Les syndics de copropriété facturent toujours leurs prestations au prix fort

le 25 mai 2017
La loi ALUR n’a pas endigué la dérive des prix pratiqués par les syndics de copropriété, selon une étude de l’UFC-Que Choisir et l’ARC.

JACQUES DEMARTHON / AFP

Trois ans après la loi ALUR, les forfaits de base ont augmenté, leur contenu a diminué et certains services atteignent un coût exorbitant, dénoncent l’UFC-Que Choisir et l’ARC.
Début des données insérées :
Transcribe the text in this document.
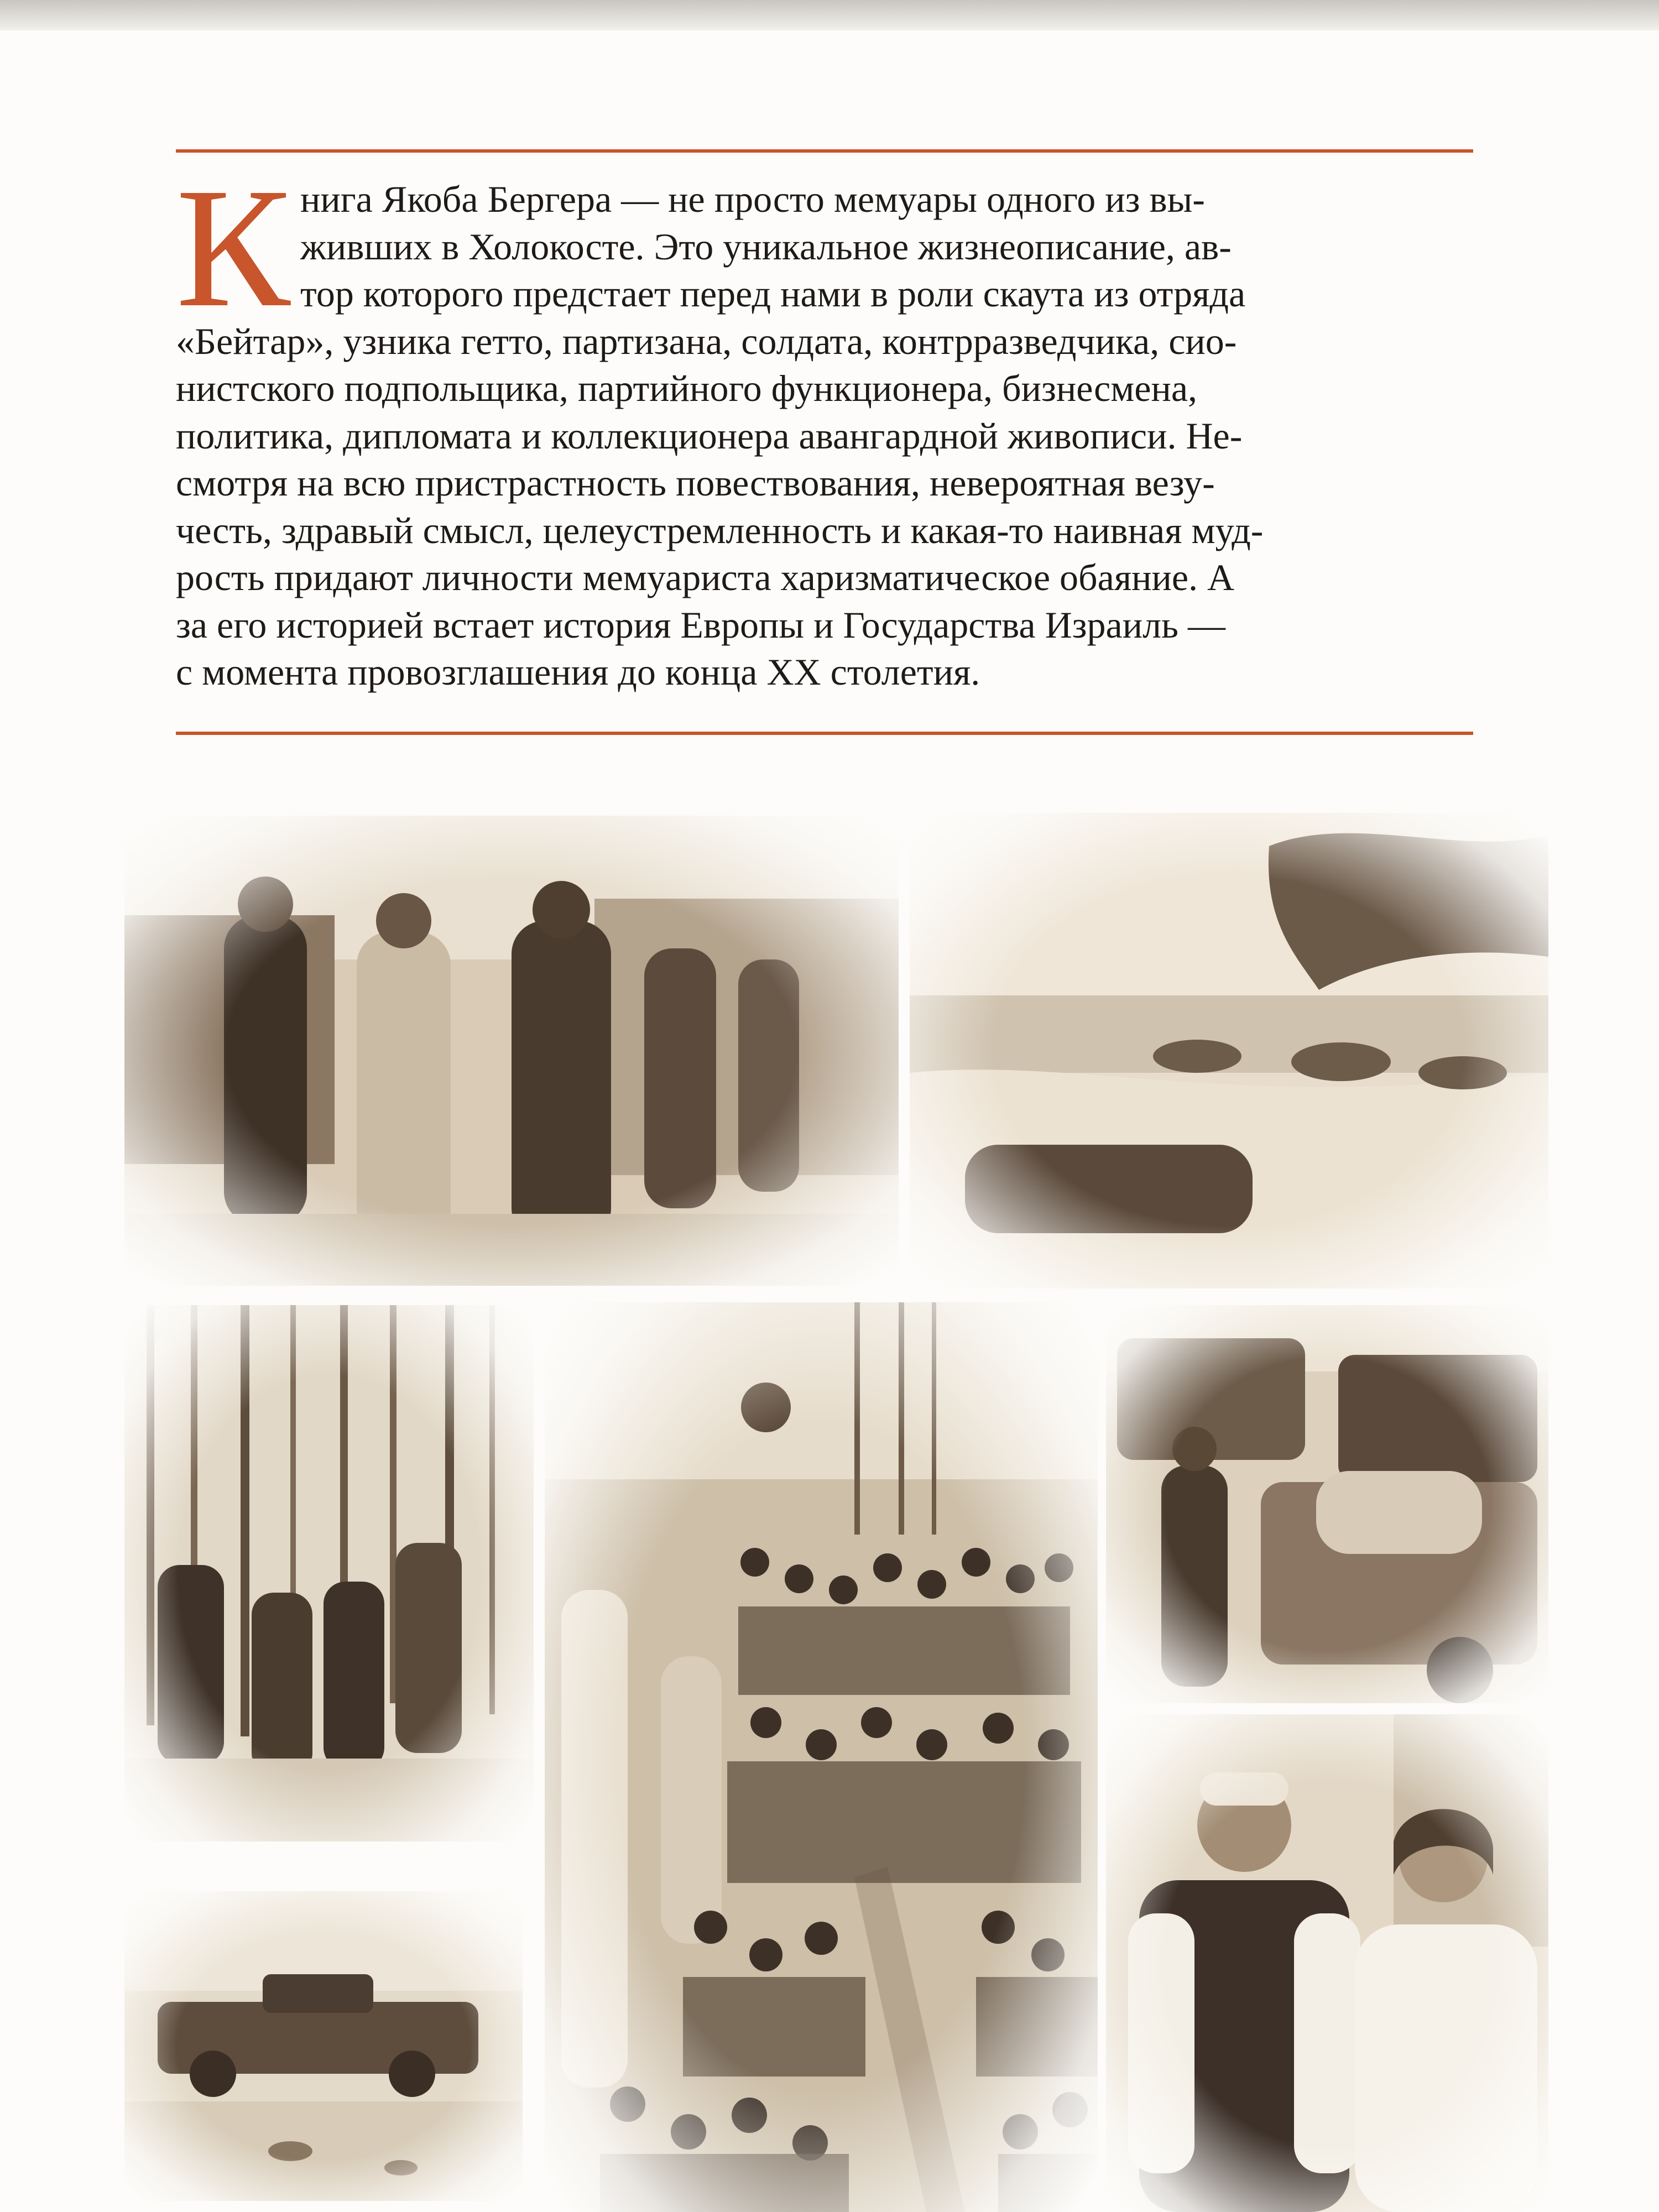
К нига Якоба Бергера — не просто мемуары одного из вы-
живших в Холокосте. Это уникальное жизнеописание, ав-
тор которого предстает перед нами в роли скаута из отряда
«Бейтар», узника гетто, партизана, солдата, контрразведчика, сио-
нистского подпольщика, партийного функционера, бизнесмена,
политика, дипломата и коллекционера авангардной живописи. Не-
смотря на всю пристрастность повествования, невероятная везу-
честь, здравый смысл, целеустремленность и какая-то наивная муд-
рость придают личности мемуариста харизматическое обаяние. А
за его историей встает история Европы и Государства Израиль —
с момента провозглашения до конца XX столетия.
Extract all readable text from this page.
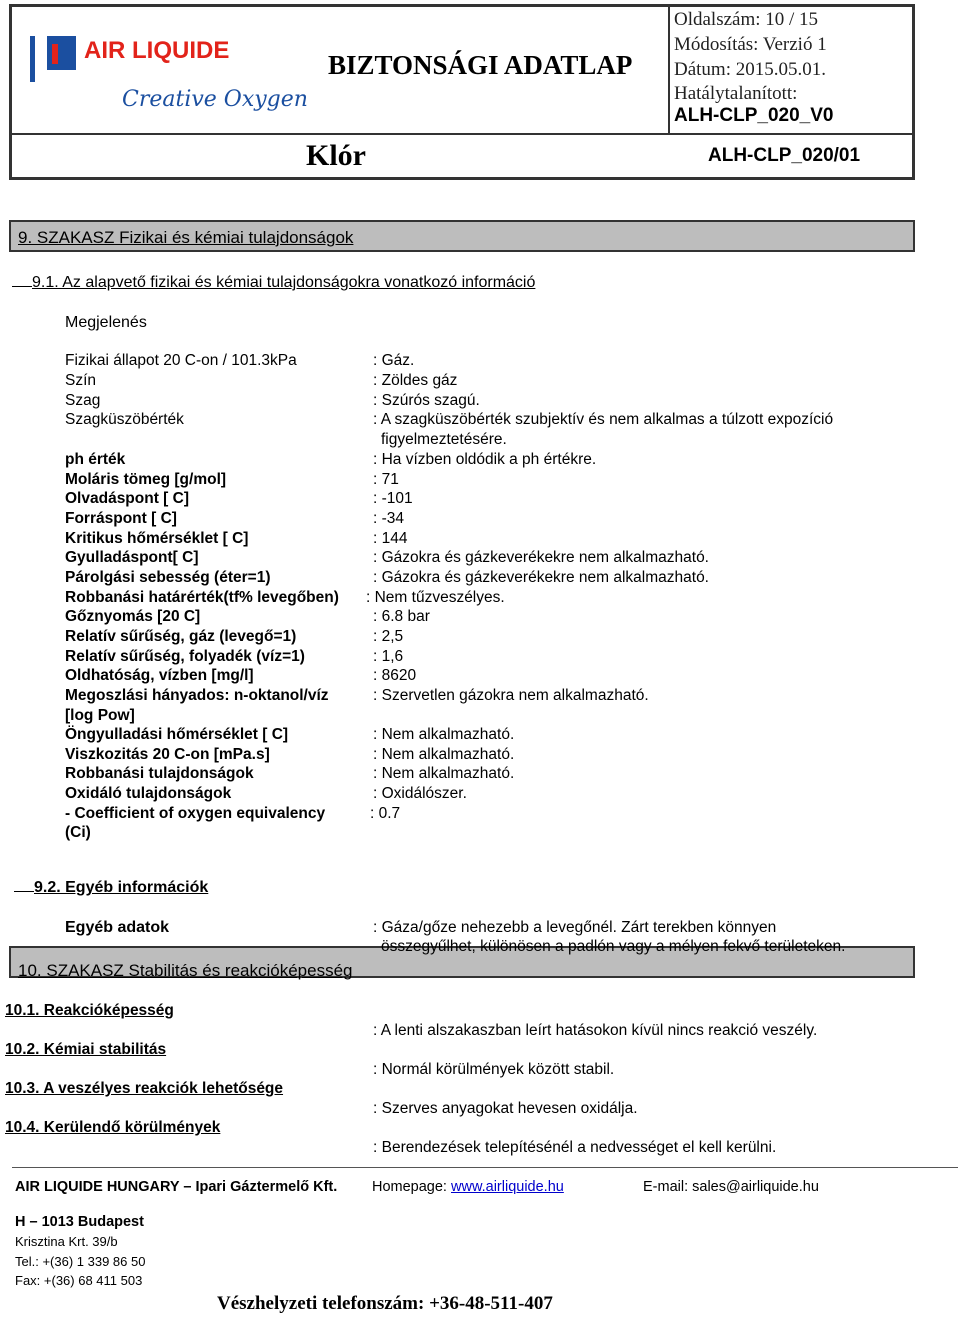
AIR LIQUIDE
Creative Oxygen
BIZTONSÁGI ADATLAP
Oldalszám: 10 / 15
Módosítás: Verzió 1
Dátum: 2015.05.01.
Hatálytalanított:
ALH-CLP_020_V0
Klór	ALH-CLP_020/01
9. SZAKASZ Fizikai és kémiai tulajdonságok
9.1. Az alapvető fizikai és kémiai tulajdonságokra vonatkozó információ
Megjelenés
Fizikai állapot 20 C-on / 101.3kPa	: Gáz.
Szín	: Zöldes gáz
Szag	: Szúrós szagú.
Szagküszöbérték	: A szagküszöbérték szubjektív és nem alkalmas a túlzott expozíció
figyelmeztetésére.
ph érték	: Ha vízben oldódik a ph értékre.
Moláris tömeg [g/mol]	: 71
Olvadáspont [ C]	: -101
Forráspont [ C]	: -34
Kritikus hőmérséklet [ C]	: 144
Gyulladáspont[ C]	: Gázokra és gázkeverékekre nem alkalmazható.
Párolgási sebesség (éter=1)	: Gázokra és gázkeverékekre nem alkalmazható.
Robbanási határérték(tf% levegőben) : Nem tűzveszélyes.
Gőznyomás [20 C]	: 6.8 bar
Relatív sűrűség, gáz (levegő=1)	: 2,5
Relatív sűrűség, folyadék (víz=1)	: 1,6
Oldhatóság, vízben [mg/l]	: 8620
Megoszlási hányados: n-oktanol/víz
[log Pow]
: Szervetlen gázokra nem alkalmazható.
Öngyulladási hőmérséklet [ C]	: Nem alkalmazható.
Viszkozitás 20 C-on [mPa.s]	: Nem alkalmazható.
Robbanási tulajdonságok	: Nem alkalmazható.
Oxidáló tulajdonságok	: Oxidálószer.
- Coefficient of oxygen equivalency
(Ci)
: 0.7
9.2. Egyéb információk
Egyéb adatok	: Gáza/gőze nehezebb a levegőnél. Zárt terekben könnyen
10. SZAKASZ Stabilitás és reakcióképesség
összegyűlhet, különösen a padlón vagy a mélyen fekvő területeken.
10.1. Reakcióképesség
: A lenti alszakaszban leírt hatásokon kívül nincs reakció veszély.
10.2. Kémiai stabilitás
: Normál körülmények között stabil.
10.3. A veszélyes reakciók lehetősége
: Szerves anyagokat hevesen oxidálja.
10.4. Kerülendő körülmények
: Berendezések telepítésénél a nedvességet el kell kerülni.
AIR LIQUIDE HUNGARY – Ipari Gáztermelő Kft. Homepage: www.airliquide.hu	E-mail: sales@airliquide.hu
H – 1013 Budapest
Krisztina Krt. 39/b
Tel.: +(36) 1 339 86 50
Fax: +(36) 68 411 503
Vészhelyzeti telefonszám: +36-48-511-407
Rien n’y fait. Les mesures de la loi pour l’accès au logement et un urbanisme rénové (loi ALUR) du 24 mars 2014 n’ont pas endigué la dérive des prix des syndics de copropriété, selon deux organisations de ­consommateurs. L’Union fédérale des consommateurs-Que choisir (UFC-Que choisir) et l’Association des responsables de copropriété (ARC) ont uni leurs forces pour éplucher onze contrats de syndics d’immeubles, parmi les cinq grands groupes qui se partagent près de 70 % du marché. Les deux associations publient, mercredi 24 mai, le résultat de leur enquête. « Nous sommes déçus. Il y a des dérapages très importants, par exemple des hausses de plus de 30 % des honoraires de base des syndics, commente Alain Bazot, président de l’UFC-Que choisir. La loi ALUR de mars 2014 et le décret de mars 2015, qui impose un contrat type de syndic, ne fonctionnent manifestement pas, car les syndics l’ont détourné », proteste-t-il.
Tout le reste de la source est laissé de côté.